With many and varied command assignments, Spaatz amassed a brilliant Air Corps career as an administrator and planner of air power as well as being a pioneering flyer. In 1939, after an observation trip to Europe, he reported to General Henry “Hap” Arnold that “Germany put more planes in the air in one raid over Poland than we have in our whole Air Force.” Just a few weeks after the Japanese attack on Pearl Harbor he had become Chief of the Army Air Force Combat Command. Nine months later he went to England to receive the transfer of the British Eagle Squadron into the United States Army Air Force.
The composition of this Eagle Squadron was American pilots who were flying under British command. Through the mid-1940s his career was as varied as the missions that the war imposed on American Air Power. One was the North African campaign, in which he served as Commander of the Twelfth Air Force and later of the Northwest African Air Force. Another mission was Operation Stangle, in which Spaatz directed air operations against the Sicilian ports to cut off enemy lines of supply, and to support Allied troops in their push inland toward the occupation of Rome. Since mid-1940 London had come under increasingly heavy German attack. In January of 1944 Spaatz went to the British capital and assumed command of U.S. Strategic Air Forces in England. His mission was to coordinate the Eighth and Fifteenth Air Forces in their massive European counterpunch against the Germans.

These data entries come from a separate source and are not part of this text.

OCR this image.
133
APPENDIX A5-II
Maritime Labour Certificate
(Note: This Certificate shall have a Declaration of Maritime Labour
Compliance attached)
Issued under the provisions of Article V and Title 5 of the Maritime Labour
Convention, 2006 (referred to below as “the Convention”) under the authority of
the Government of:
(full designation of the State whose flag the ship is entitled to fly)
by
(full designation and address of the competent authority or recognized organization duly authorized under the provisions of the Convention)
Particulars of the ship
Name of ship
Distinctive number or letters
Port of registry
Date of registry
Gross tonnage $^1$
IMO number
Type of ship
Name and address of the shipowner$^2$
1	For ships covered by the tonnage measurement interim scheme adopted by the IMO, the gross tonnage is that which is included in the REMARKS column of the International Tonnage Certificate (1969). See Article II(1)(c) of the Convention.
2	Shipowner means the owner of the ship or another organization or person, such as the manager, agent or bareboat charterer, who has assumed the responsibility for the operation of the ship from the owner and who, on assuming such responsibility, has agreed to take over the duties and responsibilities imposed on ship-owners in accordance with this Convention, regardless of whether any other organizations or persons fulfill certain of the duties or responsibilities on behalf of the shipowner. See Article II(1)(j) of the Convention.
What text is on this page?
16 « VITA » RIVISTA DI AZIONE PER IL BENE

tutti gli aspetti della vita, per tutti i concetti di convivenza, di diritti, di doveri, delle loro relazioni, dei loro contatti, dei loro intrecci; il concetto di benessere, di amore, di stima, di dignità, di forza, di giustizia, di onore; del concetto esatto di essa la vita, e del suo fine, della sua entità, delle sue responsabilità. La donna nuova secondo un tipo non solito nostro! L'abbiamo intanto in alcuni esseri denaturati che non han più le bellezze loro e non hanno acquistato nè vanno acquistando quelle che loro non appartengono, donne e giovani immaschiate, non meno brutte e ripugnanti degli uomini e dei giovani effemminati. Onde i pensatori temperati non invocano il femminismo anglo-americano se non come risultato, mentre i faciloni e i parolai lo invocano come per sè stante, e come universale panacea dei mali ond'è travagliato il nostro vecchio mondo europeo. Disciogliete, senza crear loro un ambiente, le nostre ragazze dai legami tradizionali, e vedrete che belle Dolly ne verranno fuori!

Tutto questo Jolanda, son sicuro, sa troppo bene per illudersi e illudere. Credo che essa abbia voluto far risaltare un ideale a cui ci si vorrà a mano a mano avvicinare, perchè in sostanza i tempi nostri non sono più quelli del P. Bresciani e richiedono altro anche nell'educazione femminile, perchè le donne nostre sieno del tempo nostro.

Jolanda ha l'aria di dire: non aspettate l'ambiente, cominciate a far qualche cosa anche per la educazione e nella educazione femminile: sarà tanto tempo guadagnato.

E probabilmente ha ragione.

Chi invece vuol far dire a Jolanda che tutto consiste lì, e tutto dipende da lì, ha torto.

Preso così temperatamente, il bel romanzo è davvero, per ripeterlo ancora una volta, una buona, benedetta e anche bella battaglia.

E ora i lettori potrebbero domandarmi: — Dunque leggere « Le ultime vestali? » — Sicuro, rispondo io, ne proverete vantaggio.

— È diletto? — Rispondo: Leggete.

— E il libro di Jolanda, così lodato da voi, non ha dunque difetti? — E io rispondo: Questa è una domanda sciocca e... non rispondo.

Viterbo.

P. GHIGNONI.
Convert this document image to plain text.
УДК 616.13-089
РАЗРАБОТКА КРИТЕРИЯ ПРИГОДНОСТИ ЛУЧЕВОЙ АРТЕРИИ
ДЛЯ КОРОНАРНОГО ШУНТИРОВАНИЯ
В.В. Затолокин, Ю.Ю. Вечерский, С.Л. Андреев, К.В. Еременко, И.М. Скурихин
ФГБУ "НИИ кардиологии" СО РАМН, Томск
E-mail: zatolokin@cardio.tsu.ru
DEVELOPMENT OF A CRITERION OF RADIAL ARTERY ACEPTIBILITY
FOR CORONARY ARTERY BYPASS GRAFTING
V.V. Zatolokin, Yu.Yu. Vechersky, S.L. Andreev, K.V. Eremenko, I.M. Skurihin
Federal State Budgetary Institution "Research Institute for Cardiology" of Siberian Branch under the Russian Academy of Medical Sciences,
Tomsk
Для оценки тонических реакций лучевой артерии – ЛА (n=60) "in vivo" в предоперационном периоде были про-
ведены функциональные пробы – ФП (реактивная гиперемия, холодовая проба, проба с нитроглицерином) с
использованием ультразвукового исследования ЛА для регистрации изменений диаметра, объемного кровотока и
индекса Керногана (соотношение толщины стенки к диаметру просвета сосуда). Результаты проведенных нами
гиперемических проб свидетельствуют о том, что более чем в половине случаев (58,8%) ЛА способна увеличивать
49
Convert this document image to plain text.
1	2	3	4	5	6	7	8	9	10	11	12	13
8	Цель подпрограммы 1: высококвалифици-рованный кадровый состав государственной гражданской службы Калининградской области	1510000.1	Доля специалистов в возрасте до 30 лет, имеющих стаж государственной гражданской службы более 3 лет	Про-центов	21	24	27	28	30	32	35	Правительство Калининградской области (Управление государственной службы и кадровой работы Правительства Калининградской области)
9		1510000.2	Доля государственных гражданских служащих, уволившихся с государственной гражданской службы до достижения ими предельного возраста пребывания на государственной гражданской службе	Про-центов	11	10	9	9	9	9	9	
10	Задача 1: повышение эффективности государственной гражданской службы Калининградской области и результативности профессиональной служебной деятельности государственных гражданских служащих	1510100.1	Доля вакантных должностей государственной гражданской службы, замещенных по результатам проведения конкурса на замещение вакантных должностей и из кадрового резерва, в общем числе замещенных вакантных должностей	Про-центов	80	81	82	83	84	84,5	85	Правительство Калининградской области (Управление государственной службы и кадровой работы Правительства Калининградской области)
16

After the war he would receive the Collier Trophy for his leadership in 1944. By 1944 the Army Air Forces were receiving modified P-38s, P-47s and especially P-51 Mustangs with extended ranges, which made it possible for them to escort the B-17s and B-24s in the raids over Europe. He attended the signing of the Rheims Peace Treaty and then moved quickly on to the Pacific island of Guam, where he served as Commanding General of U.S. Strategic Air Force in the Pacific theater. He was aboard the USS Missouri for the Japanese surrender.
On March lst, 1946 Spaatz succeeded General “Hap” Arnold as Commanding General of U.S. Army Air Forces; and twenty days later, he established the Strategic Air Command. Assigned to the National Advisory Committee on Aeronautics by President Truman, he served with that body from 1946 till 1948, the year of his retirement. When the United States Air Force was established as a separate and independent military service, he was appointed its first Chief of Staff. His retirement came on June 30th, 1949. In his illustrious career, Spaatz had helped his nation realize the importance of air power, and served in two wars. Spaatz died on July 14th, 1974.